Chapter One: The English Slave Trade and Abolitionism

  1. From the earliest stages of its history, Methodism was a transatlantic phenomenon. Representatives of the evangelical movement, including John Wesley and George Whitefield, crisscrossed the Atlantic during a fertile period of exchange and reassessment. In 1729, Jonathan Edwards became a full minister in Northampton, New England. During the winter of that year his congregation experienced an extraordinarily intense crescendo of religious zeal, accounts of which spread to other communities throughout the American colonies and to Great Britain. [54] This religious fervour, which made Edwards something of a celebrity, was, however, short-lived. Its revival was reinstigated with the arrival of the enigmatic preacher, George Whitefield, who received his ordination in England in 1738 and who was inspired by the missionary labours of the Wesley brothers ( John and Charles) in the newly founded colony of Georgia, North America. Preaching in open fields, Whitefield criticised the national clergy and claimed that he himself was a recipient of direct guidance from the Holy Spirit. Whitefield's mode of itinerant preaching and persuasive powers of oratory influenced scores of ministers and established the revivalist period of `Great Awakening' wherein emotional outbursts were identified as the work of God's spirit and the harbingers of a millennial age. Whitefield, however, approved of black slavery and kept slaves himself. In 1748, he with others, urged the trustees of Georgia to introduce slavery into the colony, arguing that without it, Georgia would `never prosper'. [55]

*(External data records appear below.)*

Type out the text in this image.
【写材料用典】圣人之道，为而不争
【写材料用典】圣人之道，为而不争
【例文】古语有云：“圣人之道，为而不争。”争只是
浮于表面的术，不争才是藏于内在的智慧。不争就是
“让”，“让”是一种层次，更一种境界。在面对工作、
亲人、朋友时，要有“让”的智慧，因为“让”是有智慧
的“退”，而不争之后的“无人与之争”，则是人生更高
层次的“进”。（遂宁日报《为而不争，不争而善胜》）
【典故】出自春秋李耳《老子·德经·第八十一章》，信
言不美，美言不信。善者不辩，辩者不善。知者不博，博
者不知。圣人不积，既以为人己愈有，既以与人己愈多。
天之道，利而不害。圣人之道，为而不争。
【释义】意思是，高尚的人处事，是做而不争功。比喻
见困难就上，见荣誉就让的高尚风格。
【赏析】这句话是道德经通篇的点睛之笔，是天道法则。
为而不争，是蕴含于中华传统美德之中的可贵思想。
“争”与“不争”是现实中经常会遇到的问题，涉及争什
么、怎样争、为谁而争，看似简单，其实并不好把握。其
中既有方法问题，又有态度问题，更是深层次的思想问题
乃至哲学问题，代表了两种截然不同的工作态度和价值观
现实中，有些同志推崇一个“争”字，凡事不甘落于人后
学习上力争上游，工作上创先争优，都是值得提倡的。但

  2. John Wesley, ordained in 1725, had served as his father's curate in Lincolnshire before taking over the leadership of a religious study group known as the `Methodists'. In 1735 he agreed to assume spiritual leadership of the new colony of Georgia and from the time of his own spiritual experience of May 1738, a moment during which he claimed he felt his heart `strangely warmed' (`An assurance was given me that He had taken away my sins, even mine, and saved me from the law of sin and death'), Wesley's wide-ranging missionary zeal took him to Oxford, London and Bristol, Wales, Cornwall and Scotland and Ireland. [56] Although Wesley claimed that he had set out to revive the spiritual life of the Church of England, his `Methodism' quickly took on a character of its own and his preaching of `salvation by faith' succeeded in establishing an independent `connexion' of itinerant preachers and churches. [57] Wesley's style of preaching transgressed eighteenth-century taboos against extemporary prayer and lay-leadership and promoted a `plain-style' of oral preaching. [58] As he commented in a sermon of 1746, this mode of plain-speaking translated into text was an attempt to write `as I generally speak, ad populum, to the bulk of mankind'.

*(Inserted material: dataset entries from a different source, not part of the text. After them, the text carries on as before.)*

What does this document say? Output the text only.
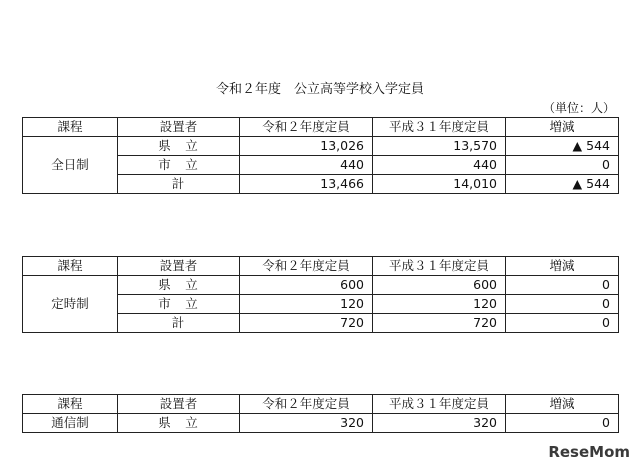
令和２年度　公立高等学校入学定員
（単位：人）
課程	設置者	令和２年度定員	平成３１年度定員	増減
全日制	県　立	13,026	13,570	▲ 544
	市　立	440	440	0
	計	13,466	14,010	▲ 544
課程	設置者	令和２年度定員	平成３１年度定員	増減
定時制	県　立	600	600	0
	市　立	120	120	0
	計	720	720	0
課程	設置者	令和２年度定員	平成３１年度定員	増減
通信制	県　立	320	320	0
ReseMom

    I design plain truth for plain people . . . I labour to avoid all words which are not easy to be understood, all which are not used in common life . . . I am persuaded that, on the one hand, this may be a means of enabling me more clearly to express the sentiments of my heart . . . without entangling myself with those of other men . . . I am not afraid to lay open what have been the inmost thoughts of my heart . . . I am a spirit come from God and returning to God. [59]

    In terms of its immediacy and accessibility, Wesley's emphasis on plain oracy and self-reflection provided an important model for literary expressions of identity employed by Methodists, Romantics and slaves alike.


  4. The Religious Society of Friends, or `Quakers' as they were called by their first leader, George Fox, emerged in seventeenth-century England and America, during the Puritan Commonwealth under Oliver Cromwell, as an inward intensification of the radical and spiritual forms of Puritanism. According to Fox, within all men, including heathens, there resided a principle of God capable of leading one to salvation. A central feature of Quakerism therefore was its concern with personal conviction and the possibility of `truth' inwardly revealed. For Fox, Quakerism embodied a `spiritual movement', a movement which highlighted the innate capacity of the human soul and advocated a belief in the purely inward nature of true baptism and communion, and the fulfilment of biblical events within the duration of an individual's lifetime. Influential Quaker theological texts included George Fox's Journal, or an Historical Account of the Life, Travels, Sufferings, Christian Experience and Labour of Love in the Ministry of George Fox (1694); John Woolman's Journal of the Life, Gospel Labours and Christian Experience (1776); William Penn's No Cross, No Crown (1669) and Robert Barclay's Apology for the True Christian Divinity, As the Same is Held Forth by the Quakers (1678). [60]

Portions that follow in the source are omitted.